By Renee Bossart/American Red Cross of Alaska
Do you have an emergency plan and kit for your pet when a disaster strikes? We love our pets and want them to be safe, so when updating or creating an emergency supply kit, remember to create one for your pets, too! It will be one less thing to do during a stressful time.
Alaskans know it is essential to have emergency supplies for their families. Many of us have faced disasters, and some of us have even had to leave our homes during one. Having emergency kits that we can load and go reduces the time it takes to leave our homes during a disaster, and we’re a little more comfortable knowing we are ready to go if we need to. If you have to leave your home, most likely, your pet needs to go, too. Have you thought of everything you need to take for your pet?

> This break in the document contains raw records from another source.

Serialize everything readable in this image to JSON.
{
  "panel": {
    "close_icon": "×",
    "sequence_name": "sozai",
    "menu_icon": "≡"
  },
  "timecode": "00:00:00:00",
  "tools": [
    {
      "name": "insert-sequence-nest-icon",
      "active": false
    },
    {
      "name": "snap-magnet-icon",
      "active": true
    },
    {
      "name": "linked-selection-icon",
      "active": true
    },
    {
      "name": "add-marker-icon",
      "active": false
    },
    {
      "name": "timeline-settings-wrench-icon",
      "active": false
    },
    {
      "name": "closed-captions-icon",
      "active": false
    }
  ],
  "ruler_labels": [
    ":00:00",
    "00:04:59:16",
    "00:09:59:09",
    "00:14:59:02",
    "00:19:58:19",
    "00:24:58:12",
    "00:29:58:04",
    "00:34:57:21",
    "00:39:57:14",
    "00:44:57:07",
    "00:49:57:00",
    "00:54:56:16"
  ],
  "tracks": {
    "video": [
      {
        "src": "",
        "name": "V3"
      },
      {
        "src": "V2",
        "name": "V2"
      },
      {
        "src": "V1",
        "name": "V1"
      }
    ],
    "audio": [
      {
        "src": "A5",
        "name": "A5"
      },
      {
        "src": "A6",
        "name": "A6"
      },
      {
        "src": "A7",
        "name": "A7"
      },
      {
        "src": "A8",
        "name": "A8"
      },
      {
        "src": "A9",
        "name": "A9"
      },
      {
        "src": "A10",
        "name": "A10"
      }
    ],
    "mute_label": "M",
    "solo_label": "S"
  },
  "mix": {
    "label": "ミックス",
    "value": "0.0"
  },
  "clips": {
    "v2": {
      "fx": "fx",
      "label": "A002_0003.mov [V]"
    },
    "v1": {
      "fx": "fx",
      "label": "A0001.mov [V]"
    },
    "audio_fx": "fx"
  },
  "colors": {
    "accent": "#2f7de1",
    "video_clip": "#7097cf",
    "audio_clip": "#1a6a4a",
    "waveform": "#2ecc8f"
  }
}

Extra food, water and bowls: Have a supply of food on hand – enough to get you through a couple of days until you can get more. If you end up using donated food that is a different brand, you can introduce the new brand of food by mixing it with the remaining pet food from your emergency kit. They will also need water, so be sure to include pet drinking water when you are storing water away for the family. Don’t forget to pack extra bowls for food and water, too.
Extra leash, tie-downs and collar with tags: Be sure to bring an extra leash, collar and tie-downs to secure your dog or other pets during an emergency.
Litter, litter box and plastic disposal bags: Consider your pet’s toileting needs. If your pet uses a litter box, be sure to include a box and extra litter, or if your pet toilets outside, bring their leash and bags to pick up their waste with.
Veterinarian records and prescriptions: Vaccination and veterinarian records should be kept with your other essential documents, but consider saving a copy of their current shots and rabies vaccine in their kit. Also, have the name of the veterinarian and their contact information in case you need to get emergency help and retrieve more information. If your pet was prescribed medication for the long term, ask your veterinarian for an extra prescription of it so you can add it to your pet’s emergency supply kit.
Pet identification: Register, license, and microchip your pets with the appropriate organizations. Keep their tags on their collars and the information updated. Make sure they wear their rabies tag, a tag with your contact information, and consider including their microchip tag. Stress can be high for everyone involved during a disaster, including our animals. If they choose to run away, these items will assist in reuniting you with your pets quickly.
Pet kennels, crates and toys: Kennels and crates are the safest way to transport your pets, even inside of a vehicle. These can also provide your animal with a measure of comfort when everything around them is changing. Kennels can be a safe and private space for your pet during a difficult time. Putting a blanket and durable toy inside can help them feel at home. Another comfort item you can add is something that smells like you. If you wear perfume or cologne every day, you can spray that scent on a stuffed toy or their blanket, or give them a piece of your clothing. These are especially helpful if you have to be away from them for a length of time.
Pet-friendly hotels and pet sitters: Keep a list of hotels that allow pets to stay, as well as a list of family or friends that are willing to care for your pet if you are unable to for any reason.
Animal shelter: During a disaster check with your local shelter to see what services they are offering. They may have food donations and pet accessories available or may be able to fulfill other needs that your pet may have. If you are separated from your pet during a disaster, be sure to contact the animal shelter. Animal Control and other animal welfare groups work hard to get pets out of danger and will take them to the animal shelter to wait for their owners.
If you need to go to a Red Cross shelter, service animals are welcome. Please bring your own crate, pet supplies, pet medications and food, when possible. While Red Cross shelters only allow service animals to stay inside with their handlers, the Red Cross works with local animal welfare groups to ensure that shelter residents and others in the community have a safe place nearby to take pets during a disaster.
American Red Cross Pet First Aid App: To help you remember all of these details, the American Red Cross has a free mobile phone app called Pet First Aid. It offers critical first aid information for your pet. You can also build a profile for each of your pets with their photo, program your veterinarian’s contact information, find pet-friendly hotels, and get more tips for making your pet’s emergency supply kit.
We love our pets like family, so let’s prepare them for an emergency as we do with our own family. Think about what your pet would want and need if they had to stay outside of your home for a few days. That way, if disaster does hit, everyone in your family is ready for it.